Summer is finally here, and after a long year of academic pursuits it is finally time to kick back, relax, and soak up some rays…right? Well, that is certainly one strategy, but it might not necessarily be the best for high school students with college aspirations, or students who are already in college.
The unfortunate reality is that college can cost lots of money. There are costs most students are aware of, such as tuition, room and board, and books. Then there are other costs which can quickly put the likelihood of paying for college out of reach. These might be the subtler expenses you don’t think about when looking at the cost of particular college, and include such items as travel expenses, study abroad opportunities, food outside the dining facility, data and cell phone expenses, personal living expenses, and the occasional social event.
Some of these costs may be covered by financial aid, if you complete the FAFSA and qualify, or by any college scholarships you might win. But the rest comes out of your own pocket or from any savings accounts your parents might have started for you. As the savings dwindle and costs mount, students often turn to the lure of credit cards or college student loans to make up the difference. These options, however, can have long-term consequences which can affect your credit rating and financial stability for many long years after graduation.

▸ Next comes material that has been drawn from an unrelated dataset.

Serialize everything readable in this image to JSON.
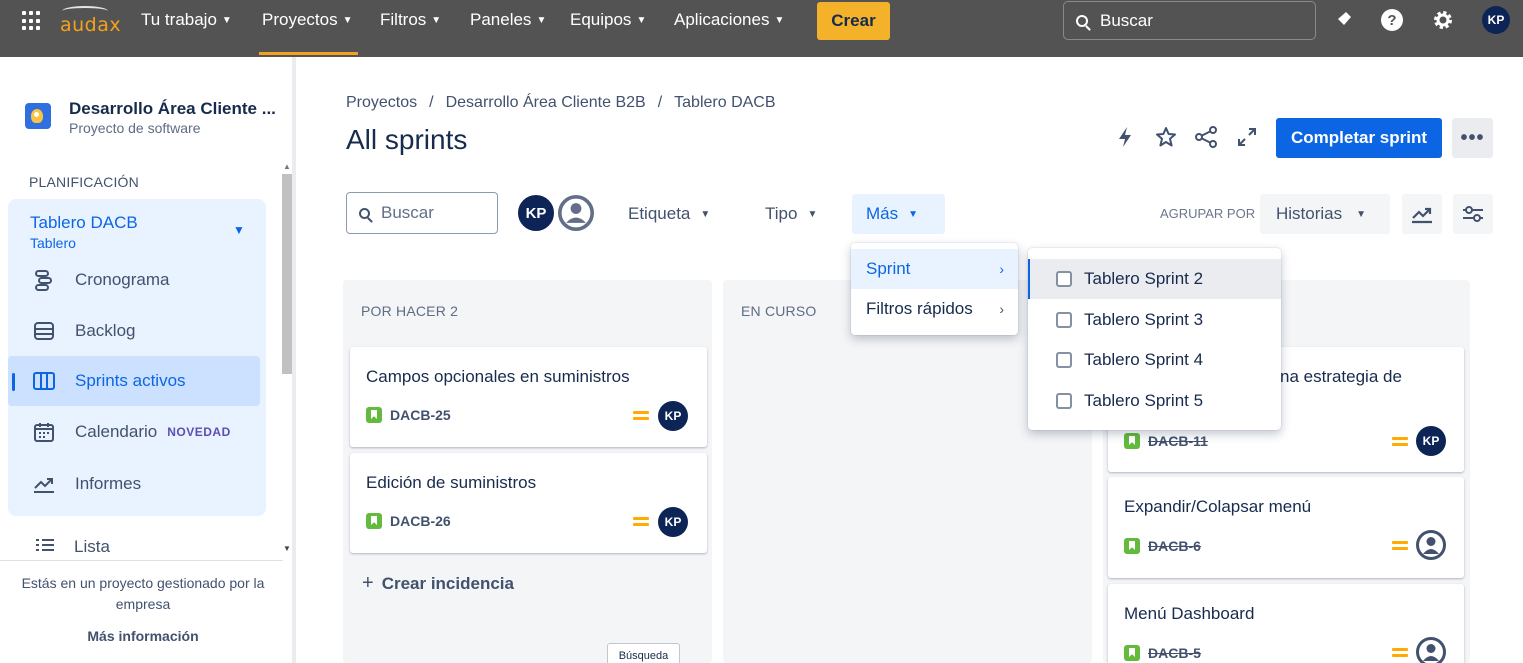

While these outcomes may seem dire, the best approach to avoiding them is to find ways to increase the amount of money you have available and to reduce your college costs. With that in mind, here are some smart summer money strategies high school and college students can use to help control college costs:
• High School Freshmen and Sophomores: That’s right – you need to think about paying for college at the very beginning of your high school career (and probably even sooner!) Learn as much as you can about the cost of attending college, and use every available opportunity to put money into a savings account. Really think about any expensive purchases you want to make, and determine whether that money might have better uses later.
• High School Juniors: It’s getting closer, and you will have a flurry of activities coming up to find a college, apply to college, complete the FAFSA, and search for scholarships. Do as much of the preliminary research in advance as time allows, and be very sure of all the deadlines you need to meet. Don’t leave a penny of possible financial aid on the table, because that is one less amount that will come out of your pocket later.
• High School Seniors: Congratulations – you’re in the home stretch, but don’t let down your guard as you get closer to college. Try to ask for cash instead of gifts for your graduation and squirrel away a good percentage of that amount. Work the maximum amount of available hours during the summer, and keep looking for possible scholarships. There are many that have deadlines throughout the year, and you might be surprised at some of the ways you can qualify for additional financial help.
• College Students: You’re already in college so you should have a better handle on the cost factor, but keep your eye on the bottom line. Make sure you complete the FAFSA on time every year, and look for scholarships that are only available to college students. Don’t rely on student loans to pay your expenses – watch your out-of-pockets closely, and try to earn money through the federal work-study program or other part-time jobs so you don’t have to borrow money.
If you think that sounds like a lot to do over the summer, you’re right, but these are some of the balancing, budgeting and planning skills you will need to rely on more and more as you make the transition into your adult life. It’s okay to schedule some time for fun, but don’t let the summer get away from you without putting a huge focus on paying for college.